Saratoga Chamber of Commerce
The institution known as the Saratoga Chamber of Commerce has a long history. It dates back to the formation of a community group organized on March 7, 1887. Known as the Saratoga Village Improvement Association, this was the first known Saratoga booster association. The members met to improve the community welfare and they were the forerunner of many improvement groups Boards of Trade, Village Associations and the Current Chamber of Commerce. The Chamber has had a critical role in the development of the Saratoga community and was instrumental in helping Saratoga incorporate as a modern town.
The goals of the very first group, formed in 1887, were to beautify the area, to lobby the County supervisors for road improvement which included grading and regular sprinkling, to plant hedges and to promote Saratoga.
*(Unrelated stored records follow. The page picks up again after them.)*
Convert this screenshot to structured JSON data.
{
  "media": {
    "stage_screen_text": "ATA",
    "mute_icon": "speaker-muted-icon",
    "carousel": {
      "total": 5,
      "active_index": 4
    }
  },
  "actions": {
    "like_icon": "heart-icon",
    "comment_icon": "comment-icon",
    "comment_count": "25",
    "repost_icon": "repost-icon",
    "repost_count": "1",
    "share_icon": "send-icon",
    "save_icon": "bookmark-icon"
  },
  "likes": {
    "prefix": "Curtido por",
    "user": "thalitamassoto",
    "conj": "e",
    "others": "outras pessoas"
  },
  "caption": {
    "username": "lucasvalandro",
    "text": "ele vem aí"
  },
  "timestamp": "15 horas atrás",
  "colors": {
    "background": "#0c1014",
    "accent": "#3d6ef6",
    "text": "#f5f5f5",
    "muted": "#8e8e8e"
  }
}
Highway 9, now known as Big Basin Way, was a critical County thoroughfare dating back to the days before statehood. It provided the Saratoga area with an important economic advantage because it was the route to the lucrative lumber mills in the Santa Cruz Mountains. This route was also the road to Congress Springs and the scenic areas in the hills. The Association was keenly aware of the potential of this important local asset.
The first officers of the Saratoga Village Improvement Association were all local residents of some stature. The president was Milton Myrick, a former State Supreme Court Justice. The 1st Vice President was James E. Gordon, owner of the Miramonte Ranch. Carrie Gordon was the Corresponding Secretary. The 2nd Vice President was Jennie Farwell and her brother Frank served as the Treasurer. The Farwell's served on many other Saratoga boards including the School Board, Madronia Cemetery District and the Congregational Church. Mr. L. A Sage, the owner and operator of the prestigious Congress Springs Resort was the Recording Secretary.
Saratoga has been noted as a destination for travelers and tourists as early as the 1850's. Church groups from San Jose held regular meetings in a "cathedral of oaks" as early as 1852, returning to this beautiful site on a regular basis. When the Congress Springs resort opened in 1866, the area began attracting regular visitors from outside the area. San Francisco residents Darius O. Mills and Alvinza Hayward built their own "summer cottages" next to the Congress Springs resort. A small but steady stream of visitors began making their way to Saratoga to rest and recover their health with water from the mineral springs.
Around the turn of the century it became popular for towns to give themselves a nickname. Known for years as "The Gateway to Big Basin", Saratoga boosters decided to widen the little town's appeal. San Jose was the "Garden City" and Los Gatos was the "Gem City". Saratoga called itself "Crown of the Valley, the Pasadena of the North". While the name was not overwhelmingly popular, the Saratoga area was still a magnet for visitors.
Mindful of the scenic attractions of their extraordinary community, Saratoga residents again reorganized the booster group to promote the area. The Saratoga Blossom Festival, introduced in 1900, added to the appearance of the first Interurban Railway in 1904, exposed the area to a much larger audience. Saratoga Village businesses faced the challenges of serving a much larger group of visitors.
The overwhelming success of the Blossom Festival revitalized the Village Improvement Association which was renamed the Saratoga Improvement Association. The focus of this group became the annual Blossom Festival. To serve local business, the Saratoga Board of Trade was organized in 1904 with physician Dr. Robert L. Hogg and real estate developer Charles C. Bell as officers. The Board of Trade focused their efforts on street lighting and road repairs while supporting the promotional activities of the Saratoga Improvement Association.
The Saratoga Improvement Club voted to change their name to the Chamber of Commerce on October 4, 1926. One of their first major accomplishments was to change the name of Lumber Street to Big Basin Way. There were twelve members voting, and the name of Big Basin Way was the leading choice with 9 votes.
Saratoga remained a small community until after World War II in 1945. Over the years, the Chamber of Commerce acted as a sort of unofficial town council, guiding the welfare of the community. In the early 1950's, the threat of annexation by nearby San Jose forced residents to organize and incorporate. An open forum, organized and sponsored by the Chamber of Commerce and held on November 14, 1955, was the formal start of a new order for Saratoga.
Attendees decided to organize a formal committee to study the issue of incorporation. The president of the Chamber, Mrs. Hugh Purcell, lost no time organizing. She quickly notified all the various civic groups so each would send a representative. The Study Committee had 40 members. Although Saratoga was still a small community with only a few thousand residents, everyone was represented through one group or another.
The vote to incorporate was held on September 25, 1956 and it was a squeaker. The vote was 1,687 to 1,527. Only 160 votes made the difference. A five member Council was elected and San Jose State professor Dr. Burton R. Brazil was voted the first mayor by his fellow Council members.
The Chamber occupied an office at 14483 Big Basin Way in 1969 and then moved to 14417 Big Basin Way in the early 1970's. In 1976 the Chamber moved their office to the newly renovated McWilliams House in the Saratoga Historical Park. Chamber activities eventually outgrew the tiny house and in January of 2003 the Chamber relocated, returning once again to an office on Big Basin Way.